Although many were expecting the government to waive or abolish visa charges as in other popular tourist destinations in the region, such as The Gambia and Senegal, this is seen as a step in the right direction, which could lead to more people traveling to Sierra Leone for holidays.
The Sierra Leone government is losing an estimated $100 million in revenue every year, as a result of very low tourist numbers.
This is due in part to the very high cost of flying to the country, as well as the exorbitant cost of hotel accommodation in most of the tourist resorts such as Aberdeen/Lumley Beach, and Tokeh Beach.
Although there are several other four star hotels in other parts of the city, such as the Country Lodge and Brookfields Hotel, these are not cheap either.
But hoteliers have very little choice in recovering their costs and make a small profit, than charging high accommodation rates, because of the very low visitor numbers in the country.
Low visitor numbers have also contributed to the decision of major airlines to stop flying to Sierra Leone.

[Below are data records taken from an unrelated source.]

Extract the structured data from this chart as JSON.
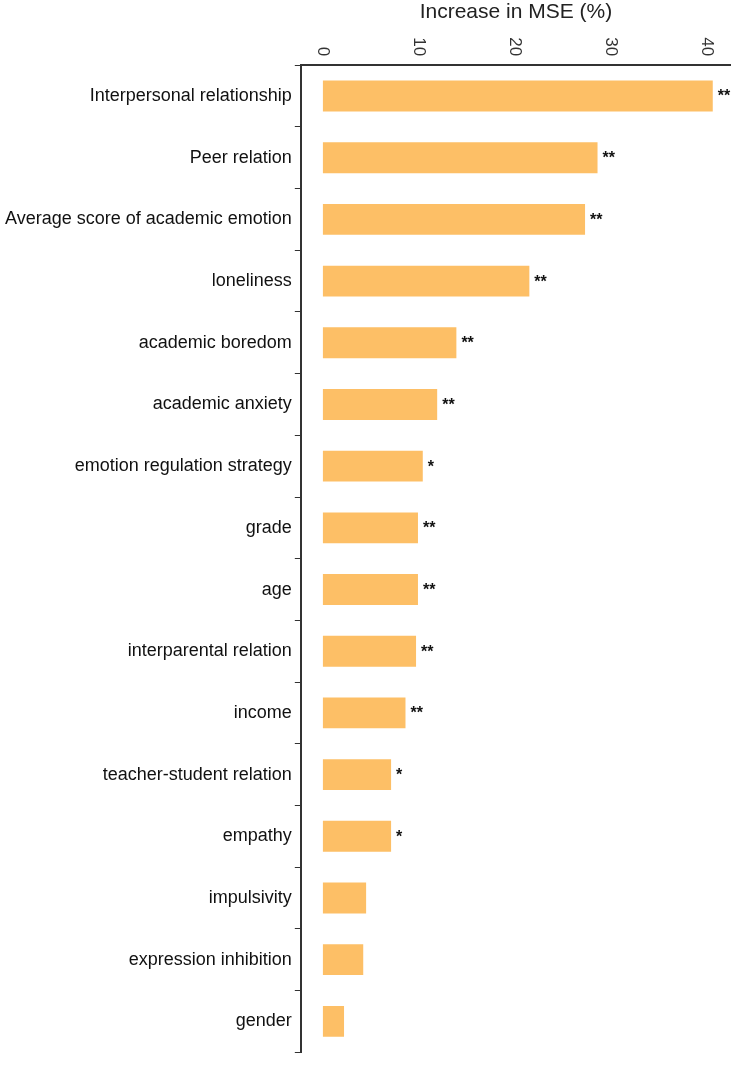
{
  "chart_data": {
    "type": "bar",
    "orientation": "horizontal",
    "xlabel": "Increase in MSE (%)",
    "categories": [
      "Interpersonal relationship",
      "Peer relation",
      "Average score of academic emotion",
      "loneliness",
      "academic boredom",
      "academic anxiety",
      "emotion regulation strategy",
      "grade",
      "age",
      "interparental relation",
      "income",
      "teacher-student relation",
      "empathy",
      "impulsivity",
      "expression inhibition",
      "gender"
    ],
    "values": [
      40.6,
      28.6,
      27.3,
      21.5,
      13.9,
      11.9,
      10.4,
      9.9,
      9.9,
      9.7,
      8.6,
      7.1,
      7.1,
      4.5,
      4.2,
      2.2
    ],
    "value_labels": [
      "**",
      "**",
      "**",
      "**",
      "**",
      "**",
      "*",
      "**",
      "**",
      "**",
      "**",
      "*",
      "*",
      null,
      null,
      null
    ],
    "color": "#fdbf66",
    "xlim": [
      -2.3,
      42.5
    ],
    "xticks": [
      0,
      10,
      20,
      30,
      40
    ],
    "grid": false,
    "legend": false
  }
}
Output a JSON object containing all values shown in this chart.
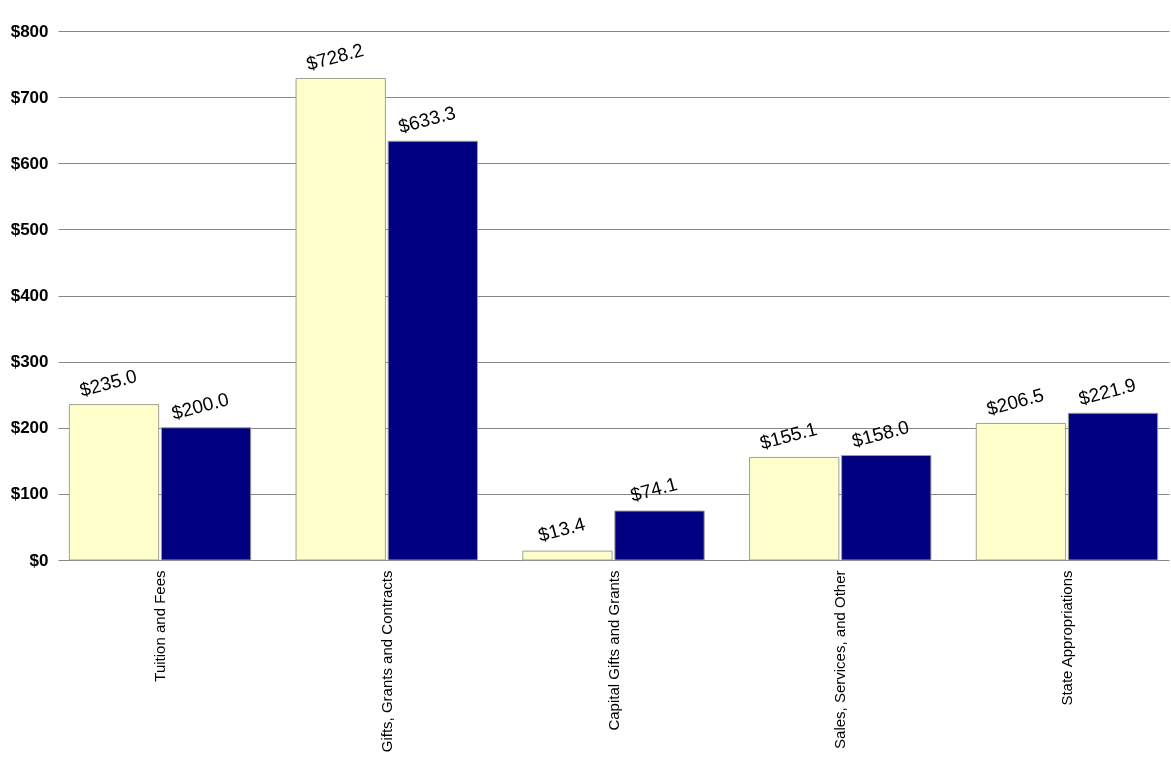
{
  "chart_data": {
    "type": "bar",
    "categories": [
      "Tuition and Fees",
      "Gifts, Grants and Contracts",
      "Capital Gifts and Grants",
      "Sales, Services, and Other",
      "State Appropriations"
    ],
    "series": [
      {
        "color": "#ffffcc",
        "values": [
          235.0,
          728.2,
          13.4,
          155.1,
          206.5
        ],
        "value_labels": [
          "$235.0",
          "$728.2",
          "$13.4",
          "$155.1",
          "$206.5"
        ]
      },
      {
        "color": "#000080",
        "values": [
          200.0,
          633.3,
          74.1,
          158.0,
          221.9
        ],
        "value_labels": [
          "$200.0",
          "$633.3",
          "$74.1",
          "$158.0",
          "$221.9"
        ]
      }
    ],
    "ylim": [
      0,
      800
    ],
    "yticks": [
      {
        "value": 0,
        "label": "$0"
      },
      {
        "value": 100,
        "label": "$100"
      },
      {
        "value": 200,
        "label": "$200"
      },
      {
        "value": 300,
        "label": "$300"
      },
      {
        "value": 400,
        "label": "$400"
      },
      {
        "value": 500,
        "label": "$500"
      },
      {
        "value": 600,
        "label": "$600"
      },
      {
        "value": 700,
        "label": "$700"
      },
      {
        "value": 800,
        "label": "$800"
      }
    ],
    "grid": "y"
  }
}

The Gambia – a small country of about 2 million people compared to Sierra Leone’s 7.5 million, can boast of dozens of airlines flying to the country every day, carrying thousands of tourists and visitors.
For a mere £500 (British Pounds), one can buy a seven days package holiday to one of the most beautiful beach resorts in the Gambia. This will include return flight from Heathrow airport in London direct to Banjul airport – a total of about six hours flight on either British Airways, Thompson Airways, Air France, or any of the other top, well-known airlines.

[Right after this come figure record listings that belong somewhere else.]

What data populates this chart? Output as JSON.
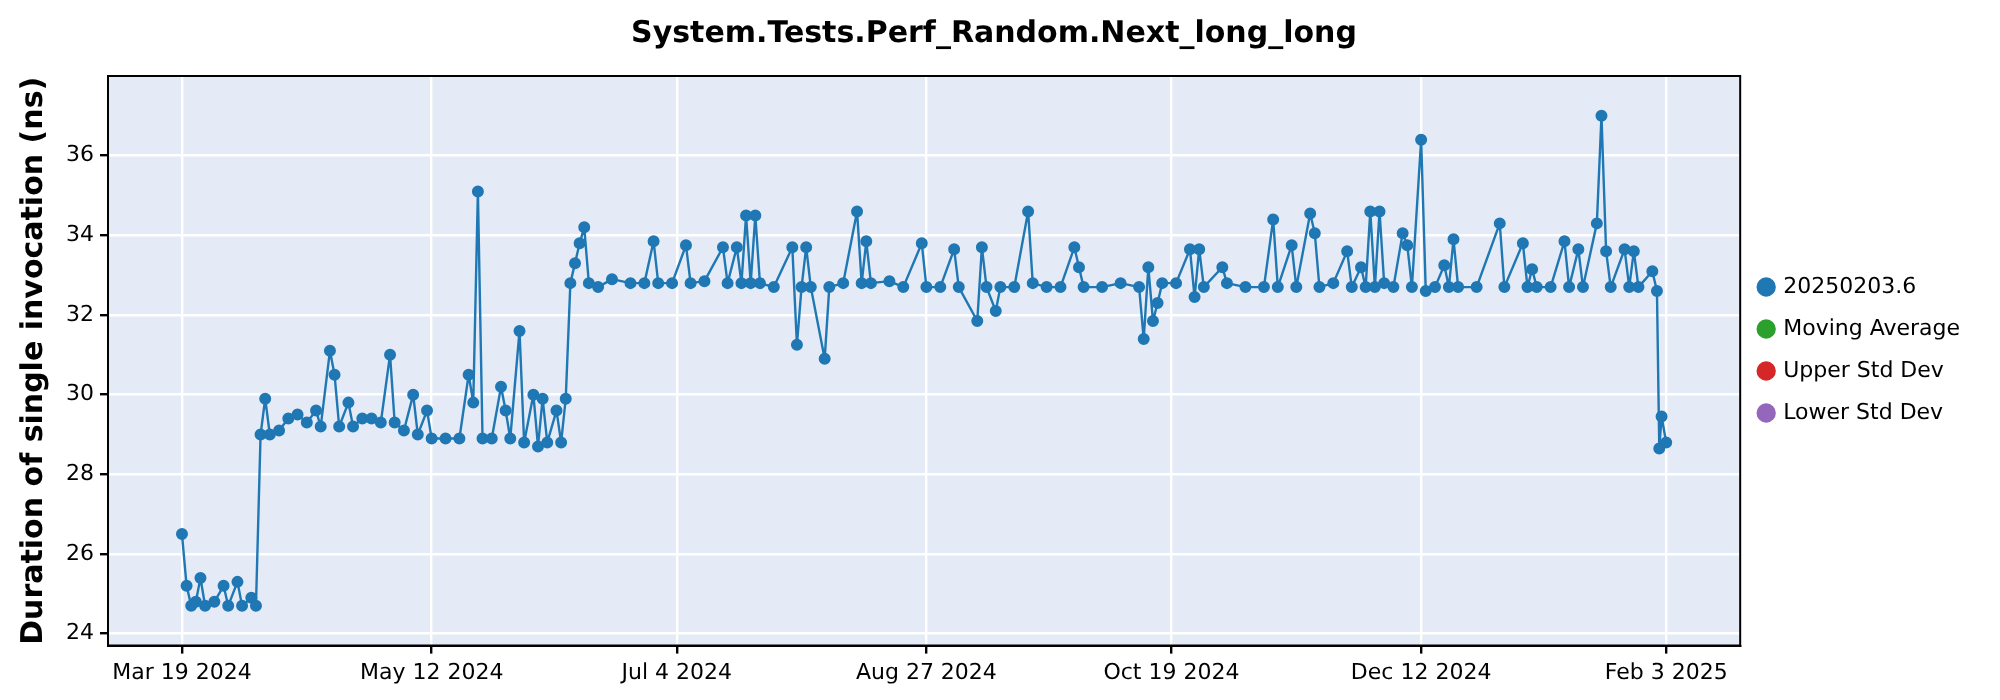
{
  "chart_data": {
    "type": "line",
    "title": "System.Tests.Perf_Random.Next_long_long",
    "ylabel": "Duration of single invocation (ns)",
    "xlim": [
      "2024-03-03",
      "2025-02-19"
    ],
    "xticks": [
      {
        "value": "2024-03-19",
        "label": "Mar 19 2024"
      },
      {
        "value": "2024-05-12",
        "label": "May 12 2024"
      },
      {
        "value": "2024-07-04",
        "label": "Jul 4 2024"
      },
      {
        "value": "2024-08-27",
        "label": "Aug 27 2024"
      },
      {
        "value": "2024-10-19",
        "label": "Oct 19 2024"
      },
      {
        "value": "2024-12-12",
        "label": "Dec 12 2024"
      },
      {
        "value": "2025-02-03",
        "label": "Feb 3 2025"
      }
    ],
    "ylim": [
      23.7,
      38
    ],
    "yticks": [
      24,
      26,
      28,
      30,
      32,
      34,
      36
    ],
    "grid": true,
    "legend": "right",
    "marker": "circle",
    "line_style": "solid",
    "series": [
      {
        "name": "20250203.6",
        "color": "#1f77b4",
        "x": [
          "2024-03-19",
          "2024-03-20",
          "2024-03-21",
          "2024-03-22",
          "2024-03-23",
          "2024-03-24",
          "2024-03-26",
          "2024-03-28",
          "2024-03-29",
          "2024-03-31",
          "2024-04-01",
          "2024-04-03",
          "2024-04-04",
          "2024-04-05",
          "2024-04-06",
          "2024-04-07",
          "2024-04-09",
          "2024-04-11",
          "2024-04-13",
          "2024-04-15",
          "2024-04-17",
          "2024-04-18",
          "2024-04-20",
          "2024-04-21",
          "2024-04-22",
          "2024-04-24",
          "2024-04-25",
          "2024-04-27",
          "2024-04-29",
          "2024-05-01",
          "2024-05-03",
          "2024-05-04",
          "2024-05-06",
          "2024-05-08",
          "2024-05-09",
          "2024-05-11",
          "2024-05-12",
          "2024-05-15",
          "2024-05-18",
          "2024-05-20",
          "2024-05-21",
          "2024-05-22",
          "2024-05-23",
          "2024-05-25",
          "2024-05-27",
          "2024-05-28",
          "2024-05-29",
          "2024-05-31",
          "2024-06-01",
          "2024-06-03",
          "2024-06-04",
          "2024-06-05",
          "2024-06-06",
          "2024-06-08",
          "2024-06-09",
          "2024-06-10",
          "2024-06-11",
          "2024-06-12",
          "2024-06-13",
          "2024-06-14",
          "2024-06-15",
          "2024-06-17",
          "2024-06-20",
          "2024-06-24",
          "2024-06-27",
          "2024-06-29",
          "2024-06-30",
          "2024-07-03",
          "2024-07-06",
          "2024-07-07",
          "2024-07-10",
          "2024-07-14",
          "2024-07-15",
          "2024-07-17",
          "2024-07-18",
          "2024-07-19",
          "2024-07-20",
          "2024-07-21",
          "2024-07-22",
          "2024-07-25",
          "2024-07-29",
          "2024-07-30",
          "2024-07-31",
          "2024-08-01",
          "2024-08-02",
          "2024-08-05",
          "2024-08-06",
          "2024-08-09",
          "2024-08-12",
          "2024-08-13",
          "2024-08-14",
          "2024-08-15",
          "2024-08-19",
          "2024-08-22",
          "2024-08-26",
          "2024-08-27",
          "2024-08-30",
          "2024-09-02",
          "2024-09-03",
          "2024-09-07",
          "2024-09-08",
          "2024-09-09",
          "2024-09-11",
          "2024-09-12",
          "2024-09-15",
          "2024-09-18",
          "2024-09-19",
          "2024-09-22",
          "2024-09-25",
          "2024-09-28",
          "2024-09-29",
          "2024-09-30",
          "2024-10-04",
          "2024-10-08",
          "2024-10-12",
          "2024-10-13",
          "2024-10-14",
          "2024-10-15",
          "2024-10-16",
          "2024-10-17",
          "2024-10-20",
          "2024-10-23",
          "2024-10-24",
          "2024-10-25",
          "2024-10-26",
          "2024-10-30",
          "2024-10-31",
          "2024-11-04",
          "2024-11-08",
          "2024-11-10",
          "2024-11-11",
          "2024-11-14",
          "2024-11-15",
          "2024-11-18",
          "2024-11-19",
          "2024-11-20",
          "2024-11-23",
          "2024-11-26",
          "2024-11-27",
          "2024-11-29",
          "2024-11-30",
          "2024-12-01",
          "2024-12-02",
          "2024-12-03",
          "2024-12-04",
          "2024-12-06",
          "2024-12-08",
          "2024-12-09",
          "2024-12-10",
          "2024-12-12",
          "2024-12-13",
          "2024-12-15",
          "2024-12-17",
          "2024-12-18",
          "2024-12-19",
          "2024-12-20",
          "2024-12-24",
          "2024-12-29",
          "2024-12-30",
          "2025-01-03",
          "2025-01-04",
          "2025-01-05",
          "2025-01-06",
          "2025-01-09",
          "2025-01-12",
          "2025-01-13",
          "2025-01-15",
          "2025-01-16",
          "2025-01-19",
          "2025-01-20",
          "2025-01-21",
          "2025-01-22",
          "2025-01-25",
          "2025-01-26",
          "2025-01-27",
          "2025-01-28",
          "2025-01-31",
          "2025-02-01",
          "2025-02-01T12:00",
          "2025-02-02",
          "2025-02-03"
        ],
        "values": [
          26.5,
          25.2,
          24.7,
          24.8,
          25.4,
          24.7,
          24.8,
          25.2,
          24.7,
          25.3,
          24.7,
          24.9,
          24.7,
          29.0,
          29.9,
          29.0,
          29.1,
          29.4,
          29.5,
          29.3,
          29.6,
          29.2,
          31.1,
          30.5,
          29.2,
          29.8,
          29.2,
          29.4,
          29.4,
          29.3,
          31.0,
          29.3,
          29.1,
          30.0,
          29.0,
          29.6,
          28.9,
          28.9,
          28.9,
          30.5,
          29.8,
          35.1,
          28.9,
          28.9,
          30.2,
          29.6,
          28.9,
          31.6,
          28.8,
          30.0,
          28.7,
          29.9,
          28.8,
          29.6,
          28.8,
          29.9,
          32.8,
          33.3,
          33.8,
          34.2,
          32.8,
          32.7,
          32.9,
          32.8,
          32.8,
          33.85,
          32.8,
          32.8,
          33.75,
          32.8,
          32.85,
          33.7,
          32.8,
          33.7,
          32.8,
          34.5,
          32.8,
          34.5,
          32.8,
          32.7,
          33.7,
          31.25,
          32.7,
          33.7,
          32.7,
          30.9,
          32.7,
          32.8,
          34.6,
          32.8,
          33.85,
          32.8,
          32.85,
          32.7,
          33.8,
          32.7,
          32.7,
          33.65,
          32.7,
          31.85,
          33.7,
          32.7,
          32.1,
          32.7,
          32.7,
          34.6,
          32.8,
          32.7,
          32.7,
          33.7,
          33.2,
          32.7,
          32.7,
          32.8,
          32.7,
          31.4,
          33.2,
          31.85,
          32.3,
          32.8,
          32.8,
          33.65,
          32.45,
          33.65,
          32.7,
          33.2,
          32.8,
          32.7,
          32.7,
          34.4,
          32.7,
          33.75,
          32.7,
          34.55,
          34.05,
          32.7,
          32.8,
          33.6,
          32.7,
          33.2,
          32.7,
          34.6,
          32.7,
          34.6,
          32.8,
          32.7,
          34.05,
          33.75,
          32.7,
          36.4,
          32.6,
          32.7,
          33.25,
          32.7,
          33.9,
          32.7,
          32.7,
          34.3,
          32.7,
          33.8,
          32.7,
          33.15,
          32.7,
          32.7,
          33.85,
          32.7,
          33.65,
          32.7,
          34.3,
          37.0,
          33.6,
          32.7,
          33.65,
          32.7,
          33.6,
          32.7,
          33.1,
          32.6,
          28.65,
          29.45,
          28.8
        ]
      },
      {
        "name": "Moving Average",
        "color": "#2ca02c"
      },
      {
        "name": "Upper Std Dev",
        "color": "#d62728"
      },
      {
        "name": "Lower Std Dev",
        "color": "#9467bd"
      }
    ]
  }
}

The £500 holiday package also includes free breakfast, access to Wi-Fi, and other amenities designed for a relaxing and enjoyable holiday in the Gambia. The cheapest return flight from London to Freetown via Paris or Amsterdam may cost about £600, excluding hotel accommodation.
With the Gambian Dalasi exchanging at 62 Dalasi to One British Pound and the Leone exchanging at Eleven Thousand Leones to a Pound, this should theoretically make holidaying in Sierra Leone much cheaper, but the economic reality on the ground is such that the reverse is sadly true.
There is no doubt the government of Sierra Leone must do more to improve the tourism sector to compete with countries like the Gambia. But today’s decision to abolish visa application overseas – though a step in the right direction, would require other policy decisions such as reducing airport taxes and opening up negotiations with international tourist operators, if the government is to increase visitor numbers to Sierra Leone.
Some cynics are saying that the only reason the government has today stopped the sale of entry visas at Sierra Leone’s Embassies and High Commssions, is simplty to curb orruption and to directly raise revenue for the central purse.